MONDAY, SEPTEMBER 26, 2016

Adjuvanted flu vaccine more effective in older patients

An adjuvanted trivalent influenza vaccine was slightly more effective against some seasonal influenza subtypes when compared with a non-adjuvanted vaccine in patients at least 65 years of age, according to a recent study.

Researchers with the Influence65 study group found the AS03 adjuvanted vaccine could improve efficacy rates among older adults, the Lancet Infectious Diseases reports.

"Although few vaccine efficacy and effectiveness studies have been done in elderly adults, the substantial burden of influenza in this population despite widespread vaccination suggests that vaccines with increased efficacy are needed," the researchers said, according to the Lancet Infectious Diseases.

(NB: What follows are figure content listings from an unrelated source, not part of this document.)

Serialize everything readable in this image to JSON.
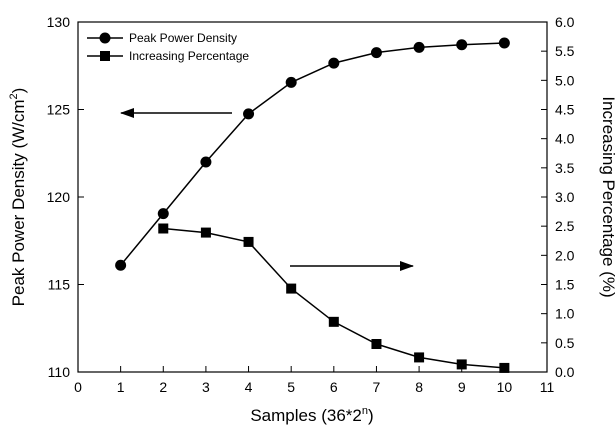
{
  "chart_data": {
    "type": "line",
    "x": [
      1,
      2,
      3,
      4,
      5,
      6,
      7,
      8,
      9,
      10
    ],
    "xlim": [
      0,
      11
    ],
    "xticks": [
      0,
      1,
      2,
      3,
      4,
      5,
      6,
      7,
      8,
      9,
      10,
      11
    ],
    "xlabel_base": "Samples (36*2",
    "xlabel_sup": "n",
    "xlabel_end": ")",
    "left_axis": {
      "label_base": "Peak Power Density (W/cm",
      "label_sup": "2",
      "label_end": ")",
      "ylim": [
        110,
        130
      ],
      "ticks": [
        110,
        115,
        120,
        125,
        130
      ]
    },
    "right_axis": {
      "label": "Increasing Percentage (%)",
      "ylim": [
        0,
        6
      ],
      "ticks": [
        "0.0",
        "0.5",
        "1.0",
        "1.5",
        "2.0",
        "2.5",
        "3.0",
        "3.5",
        "4.0",
        "4.5",
        "5.0",
        "5.5",
        "6.0"
      ]
    },
    "series": [
      {
        "name": "Peak Power Density",
        "axis": "left",
        "marker": "circle",
        "x": [
          1,
          2,
          3,
          4,
          5,
          6,
          7,
          8,
          9,
          10
        ],
        "values": [
          116.1,
          119.05,
          122.0,
          124.75,
          126.55,
          127.65,
          128.25,
          128.55,
          128.7,
          128.8
        ]
      },
      {
        "name": "Increasing Percentage",
        "axis": "right",
        "marker": "square",
        "x": [
          2,
          3,
          4,
          5,
          6,
          7,
          8,
          9,
          10
        ],
        "values": [
          2.46,
          2.39,
          2.23,
          1.43,
          0.86,
          0.48,
          0.25,
          0.13,
          0.07
        ]
      }
    ],
    "annotations": [
      {
        "type": "arrow",
        "direction": "left",
        "meaning": "left-axis series"
      },
      {
        "type": "arrow",
        "direction": "right",
        "meaning": "right-axis series"
      }
    ],
    "legend_position": "top-left",
    "grid": false,
    "colors": {
      "line": "#000000",
      "background": "#ffffff"
    }
  }
}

The researchers conducted the randomized trial in 15 countries during the 2008-2009 and 2009-2010 influenza seasons. Patients at least 65 years of age received either the AS03 adjuvanted trivalent vaccine or a non-adjuvanted trivalent vaccine. Of the 43,802 participants, 21,893 were given the adjuvanted vaccine and 21,802 were given the non-adjuvanted vaccine.

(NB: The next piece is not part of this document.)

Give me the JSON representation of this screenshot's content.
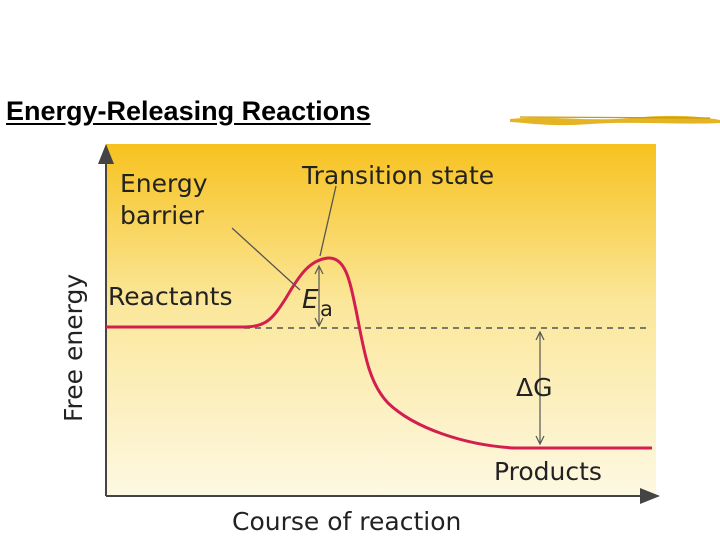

The Influence65 study group found influenza A and influenza B were less common among the patients who received the AS03-adjuvanted vaccine with a relative efficacy of 12.11 percent. Fewer patients who received the adjuvanted vaccine were infected with influenza A, with a relative efficacy rate of 17.53 percent. The same was true with the vaccine and influenza A H3N2, with a relatively efficacy rate of 22 percent, the Lancet Infectious Diseases reports.

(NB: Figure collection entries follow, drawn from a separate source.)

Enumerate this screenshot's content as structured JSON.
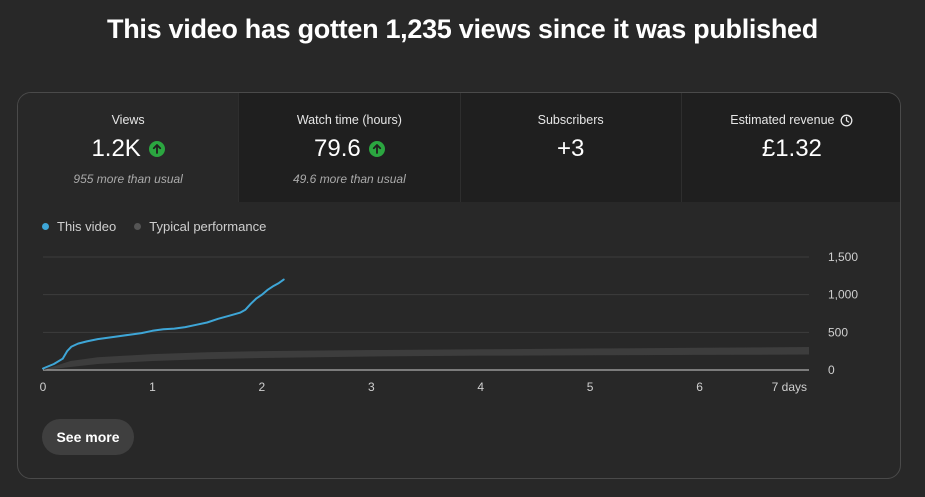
{
  "page": {
    "title": "This video has gotten 1,235 views since it was published"
  },
  "metrics": [
    {
      "label": "Views",
      "value": "1.2K",
      "trend_icon": "arrow-up-icon",
      "sub": "955 more than usual",
      "selected": true
    },
    {
      "label": "Watch time (hours)",
      "value": "79.6",
      "trend_icon": "arrow-up-icon",
      "sub": "49.6 more than usual",
      "selected": false
    },
    {
      "label": "Subscribers",
      "value": "+3",
      "trend_icon": "",
      "sub": "",
      "selected": false
    },
    {
      "label": "Estimated revenue",
      "value": "£1.32",
      "trend_icon": "",
      "label_icon": "clock-icon",
      "sub": "",
      "selected": false
    }
  ],
  "colors": {
    "this_video": "#3ea6d7",
    "typical": "#555555",
    "trend_up": "#2ba640",
    "background": "#282828",
    "metric_bg": "#1f1f1f"
  },
  "chart_data": {
    "type": "area",
    "legend": [
      "This video",
      "Typical performance"
    ],
    "legend_position": "top-left",
    "x_ticks": [
      "0",
      "1",
      "2",
      "3",
      "4",
      "5",
      "6",
      "7 days"
    ],
    "y_ticks": [
      "0",
      "500",
      "1,000",
      "1,500"
    ],
    "xlim": [
      0,
      7
    ],
    "ylim": [
      0,
      1500
    ],
    "grid": true,
    "series": [
      {
        "name": "This video",
        "type": "line",
        "x": [
          0,
          0.1,
          0.18,
          0.22,
          0.26,
          0.32,
          0.4,
          0.5,
          0.6,
          0.7,
          0.8,
          0.9,
          1.0,
          1.1,
          1.2,
          1.3,
          1.4,
          1.5,
          1.6,
          1.7,
          1.8,
          1.85,
          1.9,
          1.95,
          2.0,
          2.05,
          2.1,
          2.15,
          2.2
        ],
        "values": [
          20,
          80,
          150,
          250,
          310,
          350,
          380,
          410,
          430,
          450,
          470,
          490,
          520,
          540,
          550,
          570,
          600,
          630,
          680,
          720,
          760,
          800,
          880,
          950,
          1000,
          1060,
          1110,
          1150,
          1200
        ]
      },
      {
        "name": "Typical performance",
        "type": "band",
        "x": [
          0,
          0.25,
          0.5,
          1,
          1.5,
          2,
          3,
          4,
          5,
          6,
          7
        ],
        "low": [
          0,
          40,
          80,
          120,
          145,
          160,
          180,
          190,
          195,
          200,
          205
        ],
        "high": [
          0,
          120,
          170,
          210,
          235,
          250,
          265,
          275,
          285,
          295,
          305
        ]
      }
    ]
  },
  "actions": {
    "see_more_label": "See more"
  }
}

"Our study suggests that the benefit of influenza vaccination in elderly people might vary depending on influenza subtypes," the researchers said, according to the Lancet Infectious Diseases. "Although findings for our primary endpoint were not significant, our trial had 43,000 elderly participants in stable health and provides valuable lessons for assessment of new influenza vaccines in this population."